NEWS  

Indeks Potensi Terorisme Indonesia Menurun, FKPT Aceh Tekankan Tiga Strategi Pencegahan

LENSAPOST.NET – Indeks Potensi Terorisme di Indonesia menunjukkan tren penurunan berdasarkan hasil survei nasional. Namun, ancaman intoleransi, radikalisme, ekstremisme, dan terorisme tetap harus diwaspadai melalui upaya pencegahan yang komprehensif.

Hal tersebut disampaikan Ketua Forum Koordinasi Pencegahan Terorisme (FKPT) Aceh, Dr. Wiratmadinata, S.H., M.H., saat memaparkan materi dalam kegiatan Pelatihan Pencegahan Terorisme dan Intoleransi Melalui Pendekatan Kearifan Lokal di Gedung Presisi Polda Aceh, Jelingke, Banda Aceh, Kamis (30/7/2026).

Wiratmadinata menjelaskan, masyarakat perlu memahami perbedaan antara intoleransi, radikalisme, ekstremisme, dan terorisme karena keempatnya merupakan terminologi hukum yang saling berkaitan.

“Intoleransi adalah sikap tidak menerima perbedaan. Radikalisme merupakan pandangan yang menghendaki perubahan secara mendasar dan tidak selalu berujung pada kekerasan. Ketika berkembang menjadi pembenaran terhadap tindakan kekerasan, maka masuk ke tahap ekstremisme, sedangkan terorisme merupakan bentuk paling ekstrem yang menggunakan kekerasan untuk mencapai tujuan tertentu,” ujarnya.

Ia menegaskan, intoleransi dapat menjadi pintu masuk menuju radikalisme, berkembang menjadi ekstremisme, hingga berpotensi melahirkan aksi terorisme apabila tidak dicegah sejak dini.

Dalam paparannya, Wiratmadinata menawarkan tiga strategi utama pencegahan terorisme. Pertama, pendekatan human security atau keamanan manusia dengan memastikan terpenuhinya kebutuhan dasar masyarakat, seperti kesejahteraan ekonomi, pendidikan, kesehatan, rasa aman, partisipasi sosial, serta penguatan identitas dan kohesi sosial.

Menurutnya, kemiskinan, pengangguran, ketimpangan sosial, dan keterasingan dapat meningkatkan kerentanan terhadap penyebaran paham ekstrem.

Strategi kedua adalah penguatan literasi masyarakat.
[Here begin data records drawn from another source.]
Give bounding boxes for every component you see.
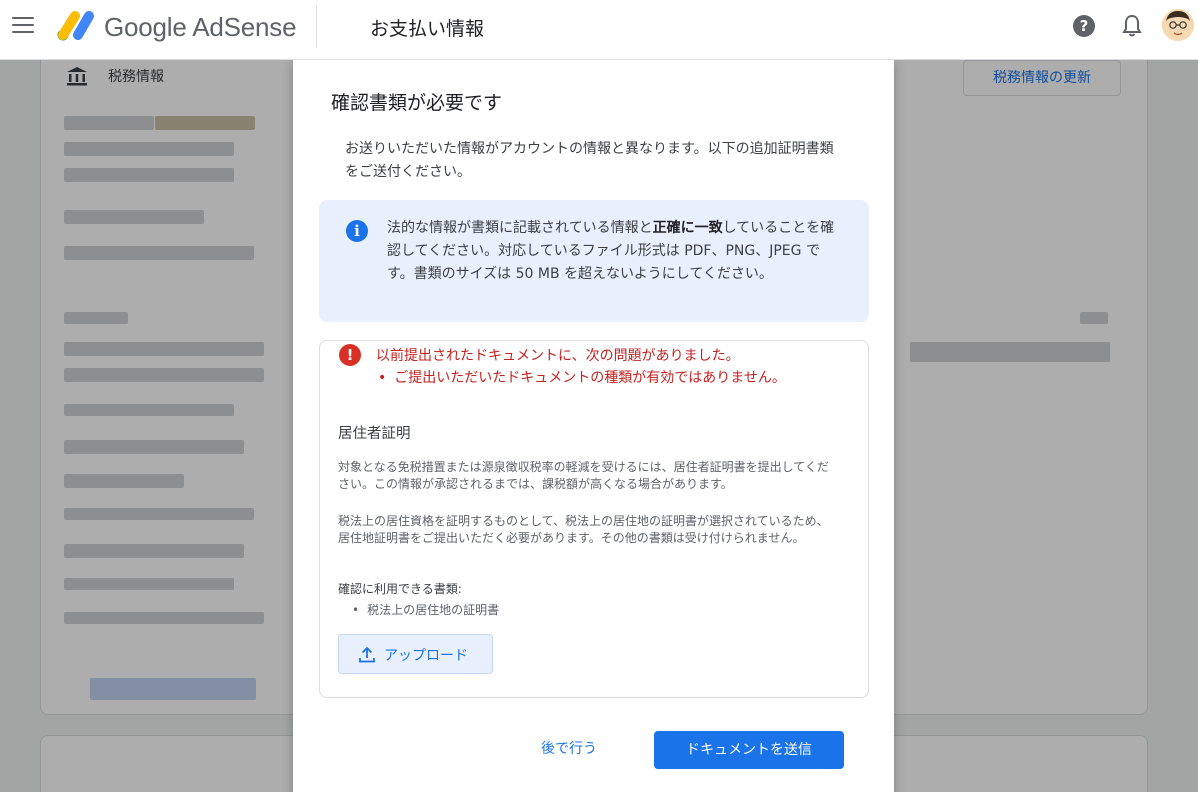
top-app-bar: Google AdSense お支払い情報 ? [0,0,1198,60]
section-paragraph: 対象となる免税措置または源泉徴収税率の軽減を受けるには、居住者証明書を提出してく… [338,460,829,491]
later-button[interactable]: 後で行う [519,730,619,768]
section-paragraph: 税法上の居住資格を証明するものとして、税法上の居住地の証明書が選択されているため… [338,514,829,545]
submit-document-button[interactable]: ドキュメントを送信 [654,731,844,769]
avatar[interactable] [1162,9,1194,41]
error-item: ご提出いただいたドキュメントの種類が有効ではありません。 [378,367,786,387]
upload-icon [359,646,375,663]
info-banner: i 法的な情報が書類に記載されている情報と正確に一致していることを確認してくださ… [319,200,869,322]
verification-dialog: 確認書類が必要です お送りいただいた情報がアカウントの情報と異なります。以下の追… [293,60,894,792]
upload-label: アップロード [384,648,468,664]
upload-button[interactable]: アップロード [338,634,493,674]
accepted-docs-item: 税法上の居住地の証明書 [352,601,499,618]
notifications-icon[interactable] [1121,14,1143,38]
residency-document-panel: ! 以前提出されたドキュメントに、次の問題がありました。 ご提出いただいたドキュ… [319,340,869,698]
dialog-title: 確認書類が必要です [331,92,503,114]
info-text: 法的な情報が書類に記載されている情報と正確に一致していることを確認してください。… [387,217,837,286]
app-name: Google AdSense [104,12,297,42]
adsense-logo-icon [57,11,94,41]
divider [316,6,317,48]
accepted-docs-label: 確認に利用できる書類: [338,582,462,596]
info-text-start: 法的な情報が書類に記載されている情報と [387,220,653,236]
menu-icon[interactable] [12,17,34,35]
info-icon: i [346,220,368,242]
dialog-description: お送りいただいた情報がアカウントの情報と異なります。以下の追加証明書類をご送付く… [345,141,834,180]
page-title: お支払い情報 [370,18,485,40]
info-text-bold: 正確に一致 [652,220,723,236]
error-title: 以前提出されたドキュメントに、次の問題がありました。 [376,348,740,364]
section-title: 居住者証明 [338,426,411,442]
help-icon[interactable]: ? [1073,15,1095,37]
error-icon: ! [339,344,361,366]
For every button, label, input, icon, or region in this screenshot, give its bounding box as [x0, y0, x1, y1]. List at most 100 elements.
Ia menekankan pentingnya literasi digital, literasi media sosial, literasi keagamaan, literasi budaya, serta literasi konflik agar masyarakat mampu menyaring informasi dan memahami cara kerja algoritma media sosial yang berpotensi memperkuat paparan konten intoleran dan ekstrem.

“Media sosial dapat menjadi ruang penyebaran paham radikal apabila masyarakat tidak memiliki kemampuan literasi yang memadai. Karena itu, penguatan literasi menjadi benteng penting dalam pencegahan,” katanya.

Sementara itu, strategi ketiga adalah pemanfaatan kearifan lokal sebagai modal sosial dalam membangun kehidupan yang damai dan toleran. Di Aceh, budaya musyawarah, gotong royong, serta sejarah keterbukaan terhadap berbagai bangsa dinilai menjadi kekuatan dalam menangkal paham kekerasan.

Wiratmadinata juga menekankan pentingnya menjadikan generasi muda sebagai sasaran utama pendidikan toleransi. Penanaman nilai hidup bersama, penghargaan terhadap keberagaman, serta kemampuan menyelesaikan konflik secara damai perlu dilakukan sejak dini.

Ia menegaskan, pencegahan terorisme tidak cukup mengandalkan pendekatan keamanan semata, tetapi harus didukung pembangunan manusia, peningkatan literasi, serta penguatan budaya lokal.

“Kolaborasi pemerintah, tokoh agama, akademisi, organisasi masyarakat, media, dan seluruh elemen bangsa menjadi kunci dalam membangun masyarakat yang damai, inklusif, dan tangguh menghadapi pengaruh intoleransi, radikalisme, ekstremisme, maupun terorisme,” pungkasnya.